ADR methods have given an opportunity to resolve the legal disputes rather than

litigation. One of the ADR methods, arbitration, is very popular all around the world.

This method offers legal binding decision to the parties.

Because of economic increase the international commercial player seek neutral

judgement process. The arbitration is an agreed solution and has many advantages such

as flexibility, cost, speed and preferability of law.

As the consensus of applicable law in ICA, the religious law can be applicable law as

well.
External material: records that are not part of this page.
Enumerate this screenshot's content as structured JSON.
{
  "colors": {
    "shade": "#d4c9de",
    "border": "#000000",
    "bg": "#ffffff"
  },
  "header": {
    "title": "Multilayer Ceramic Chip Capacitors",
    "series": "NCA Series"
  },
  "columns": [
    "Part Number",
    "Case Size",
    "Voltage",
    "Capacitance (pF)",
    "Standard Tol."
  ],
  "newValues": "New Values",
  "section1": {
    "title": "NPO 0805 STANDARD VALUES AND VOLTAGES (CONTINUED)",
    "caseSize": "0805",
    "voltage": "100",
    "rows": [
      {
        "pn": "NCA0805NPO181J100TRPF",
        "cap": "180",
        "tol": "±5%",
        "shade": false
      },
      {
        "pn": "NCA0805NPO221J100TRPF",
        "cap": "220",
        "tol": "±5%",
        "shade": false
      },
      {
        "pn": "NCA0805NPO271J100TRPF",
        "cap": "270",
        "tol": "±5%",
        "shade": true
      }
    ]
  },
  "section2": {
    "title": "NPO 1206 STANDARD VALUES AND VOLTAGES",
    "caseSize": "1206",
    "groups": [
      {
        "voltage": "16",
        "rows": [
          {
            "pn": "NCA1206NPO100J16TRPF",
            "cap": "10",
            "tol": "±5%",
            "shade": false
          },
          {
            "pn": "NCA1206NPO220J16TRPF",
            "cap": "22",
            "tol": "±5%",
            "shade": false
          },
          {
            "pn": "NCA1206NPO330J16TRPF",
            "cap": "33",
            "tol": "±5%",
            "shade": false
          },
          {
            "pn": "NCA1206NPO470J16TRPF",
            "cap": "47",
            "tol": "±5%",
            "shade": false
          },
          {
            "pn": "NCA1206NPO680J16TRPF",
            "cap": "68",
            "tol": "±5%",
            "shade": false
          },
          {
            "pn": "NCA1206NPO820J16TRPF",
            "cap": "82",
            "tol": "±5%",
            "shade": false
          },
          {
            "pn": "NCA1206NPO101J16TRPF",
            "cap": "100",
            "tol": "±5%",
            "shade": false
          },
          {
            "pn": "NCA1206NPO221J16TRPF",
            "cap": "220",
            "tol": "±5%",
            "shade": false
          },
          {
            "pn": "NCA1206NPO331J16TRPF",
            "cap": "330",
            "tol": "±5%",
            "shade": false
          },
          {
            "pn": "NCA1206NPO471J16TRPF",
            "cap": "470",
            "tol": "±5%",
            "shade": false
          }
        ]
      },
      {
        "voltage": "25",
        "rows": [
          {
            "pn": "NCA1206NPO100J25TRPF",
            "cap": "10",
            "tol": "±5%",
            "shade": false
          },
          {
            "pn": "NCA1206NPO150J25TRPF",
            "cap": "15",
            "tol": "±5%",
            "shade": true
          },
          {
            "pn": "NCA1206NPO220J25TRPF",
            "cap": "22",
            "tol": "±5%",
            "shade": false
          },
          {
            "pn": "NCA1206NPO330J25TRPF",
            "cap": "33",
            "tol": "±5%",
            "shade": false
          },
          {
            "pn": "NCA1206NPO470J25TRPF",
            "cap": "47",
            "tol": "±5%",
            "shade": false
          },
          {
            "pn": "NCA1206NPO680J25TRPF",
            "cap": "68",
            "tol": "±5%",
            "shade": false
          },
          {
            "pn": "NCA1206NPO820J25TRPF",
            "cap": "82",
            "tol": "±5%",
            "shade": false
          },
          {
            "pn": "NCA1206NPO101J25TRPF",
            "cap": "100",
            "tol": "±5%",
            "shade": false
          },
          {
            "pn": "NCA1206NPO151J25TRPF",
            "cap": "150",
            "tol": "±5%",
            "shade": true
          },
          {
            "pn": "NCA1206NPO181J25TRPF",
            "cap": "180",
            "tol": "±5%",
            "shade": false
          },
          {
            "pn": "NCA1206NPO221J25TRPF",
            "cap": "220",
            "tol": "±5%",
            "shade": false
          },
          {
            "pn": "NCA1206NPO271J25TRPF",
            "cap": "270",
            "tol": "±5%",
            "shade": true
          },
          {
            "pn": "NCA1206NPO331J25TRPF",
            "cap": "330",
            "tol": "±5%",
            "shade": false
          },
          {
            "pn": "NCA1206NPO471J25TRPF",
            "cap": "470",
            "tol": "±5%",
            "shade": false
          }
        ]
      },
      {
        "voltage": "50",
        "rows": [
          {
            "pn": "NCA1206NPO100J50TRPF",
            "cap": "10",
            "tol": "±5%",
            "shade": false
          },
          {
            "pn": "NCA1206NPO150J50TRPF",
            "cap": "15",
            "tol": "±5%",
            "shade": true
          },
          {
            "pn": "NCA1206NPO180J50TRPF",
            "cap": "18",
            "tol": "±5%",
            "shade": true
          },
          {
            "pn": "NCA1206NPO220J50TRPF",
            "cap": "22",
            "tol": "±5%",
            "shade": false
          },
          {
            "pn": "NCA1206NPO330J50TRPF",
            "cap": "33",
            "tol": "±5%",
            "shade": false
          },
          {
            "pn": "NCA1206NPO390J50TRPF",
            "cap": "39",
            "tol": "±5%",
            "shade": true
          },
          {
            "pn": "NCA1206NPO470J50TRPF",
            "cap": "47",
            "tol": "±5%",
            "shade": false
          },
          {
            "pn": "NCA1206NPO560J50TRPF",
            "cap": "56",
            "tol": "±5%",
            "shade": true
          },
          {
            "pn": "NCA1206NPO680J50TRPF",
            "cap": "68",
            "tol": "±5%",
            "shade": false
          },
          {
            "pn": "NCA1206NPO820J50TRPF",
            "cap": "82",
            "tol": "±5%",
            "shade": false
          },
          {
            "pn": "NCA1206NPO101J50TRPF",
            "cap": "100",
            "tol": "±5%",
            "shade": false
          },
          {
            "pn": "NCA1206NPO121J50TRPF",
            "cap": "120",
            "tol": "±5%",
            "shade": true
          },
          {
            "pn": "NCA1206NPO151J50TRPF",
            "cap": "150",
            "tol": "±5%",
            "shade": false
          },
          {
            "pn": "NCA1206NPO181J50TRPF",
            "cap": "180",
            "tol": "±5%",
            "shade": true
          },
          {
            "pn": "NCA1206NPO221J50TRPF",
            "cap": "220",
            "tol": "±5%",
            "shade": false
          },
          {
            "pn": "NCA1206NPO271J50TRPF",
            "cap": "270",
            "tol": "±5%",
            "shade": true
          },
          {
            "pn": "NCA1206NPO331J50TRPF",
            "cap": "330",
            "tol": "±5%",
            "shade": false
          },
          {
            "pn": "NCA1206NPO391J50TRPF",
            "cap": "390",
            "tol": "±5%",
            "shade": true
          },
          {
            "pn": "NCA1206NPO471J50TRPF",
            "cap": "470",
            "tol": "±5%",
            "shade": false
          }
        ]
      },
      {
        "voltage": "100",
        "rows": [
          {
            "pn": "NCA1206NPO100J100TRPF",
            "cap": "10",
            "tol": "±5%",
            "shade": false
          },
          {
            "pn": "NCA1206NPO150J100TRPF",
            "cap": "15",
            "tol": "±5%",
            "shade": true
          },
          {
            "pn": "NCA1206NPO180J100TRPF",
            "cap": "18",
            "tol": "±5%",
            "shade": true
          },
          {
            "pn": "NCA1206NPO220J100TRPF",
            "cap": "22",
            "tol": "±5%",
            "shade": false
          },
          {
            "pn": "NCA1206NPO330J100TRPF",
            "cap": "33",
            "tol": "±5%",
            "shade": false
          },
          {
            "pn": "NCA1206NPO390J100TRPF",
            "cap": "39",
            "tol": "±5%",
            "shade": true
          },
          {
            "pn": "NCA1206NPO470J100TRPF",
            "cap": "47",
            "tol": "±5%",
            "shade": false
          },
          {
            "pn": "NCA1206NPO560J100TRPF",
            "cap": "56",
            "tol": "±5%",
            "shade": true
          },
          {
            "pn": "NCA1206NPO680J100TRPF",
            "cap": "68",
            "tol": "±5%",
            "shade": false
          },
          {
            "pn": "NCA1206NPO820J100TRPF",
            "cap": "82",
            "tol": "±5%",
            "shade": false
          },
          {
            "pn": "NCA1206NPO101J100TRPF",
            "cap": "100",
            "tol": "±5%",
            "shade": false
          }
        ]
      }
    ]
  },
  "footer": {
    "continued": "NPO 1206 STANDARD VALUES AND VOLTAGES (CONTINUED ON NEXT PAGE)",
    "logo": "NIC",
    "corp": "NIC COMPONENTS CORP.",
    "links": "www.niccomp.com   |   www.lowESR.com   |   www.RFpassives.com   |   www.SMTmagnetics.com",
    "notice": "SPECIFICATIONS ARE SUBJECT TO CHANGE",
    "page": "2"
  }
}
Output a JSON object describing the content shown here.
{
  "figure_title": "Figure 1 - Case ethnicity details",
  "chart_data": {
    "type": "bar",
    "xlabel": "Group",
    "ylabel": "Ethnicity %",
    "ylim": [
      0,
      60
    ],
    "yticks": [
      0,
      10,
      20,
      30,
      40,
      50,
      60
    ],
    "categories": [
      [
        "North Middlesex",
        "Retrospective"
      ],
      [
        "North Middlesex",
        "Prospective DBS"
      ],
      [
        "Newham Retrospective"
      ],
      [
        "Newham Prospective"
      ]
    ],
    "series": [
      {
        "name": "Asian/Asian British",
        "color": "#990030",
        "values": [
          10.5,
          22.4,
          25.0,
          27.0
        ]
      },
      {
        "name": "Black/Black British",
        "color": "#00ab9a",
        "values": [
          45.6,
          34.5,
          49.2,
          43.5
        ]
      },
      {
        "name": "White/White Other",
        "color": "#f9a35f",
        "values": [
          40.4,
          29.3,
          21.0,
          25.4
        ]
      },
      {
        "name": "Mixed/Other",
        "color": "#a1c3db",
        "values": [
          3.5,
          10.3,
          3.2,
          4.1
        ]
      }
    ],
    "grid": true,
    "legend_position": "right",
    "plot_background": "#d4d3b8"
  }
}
Islamic law is an Islamic faith law and can be applicable law within faith-based

arbitration context. Even it is a non-Muslim country because of its democratic regime

the UK has accepted applicable religious law under Arbitration Act 1996. However,

before this evolution, even if the parties agree to be applied Islamic law to substance for

their international commercial disputes, the UK courts was intent to decline to apply it

in substance.

From the case analysis, it can be said the UK courts approach has been changed

gradually. At the beginning of the substantive Islamic law in the ICA, because of lack of

knowledge Islamic law was rejected as for applicable law. Reluctant of examining

Islamic law may mean a little bit of prejudice. However for some other reasons such as

raised of awareness, economic, and Arabs relationship the courts have accepted Islamic

law to apply as substantive applicable law.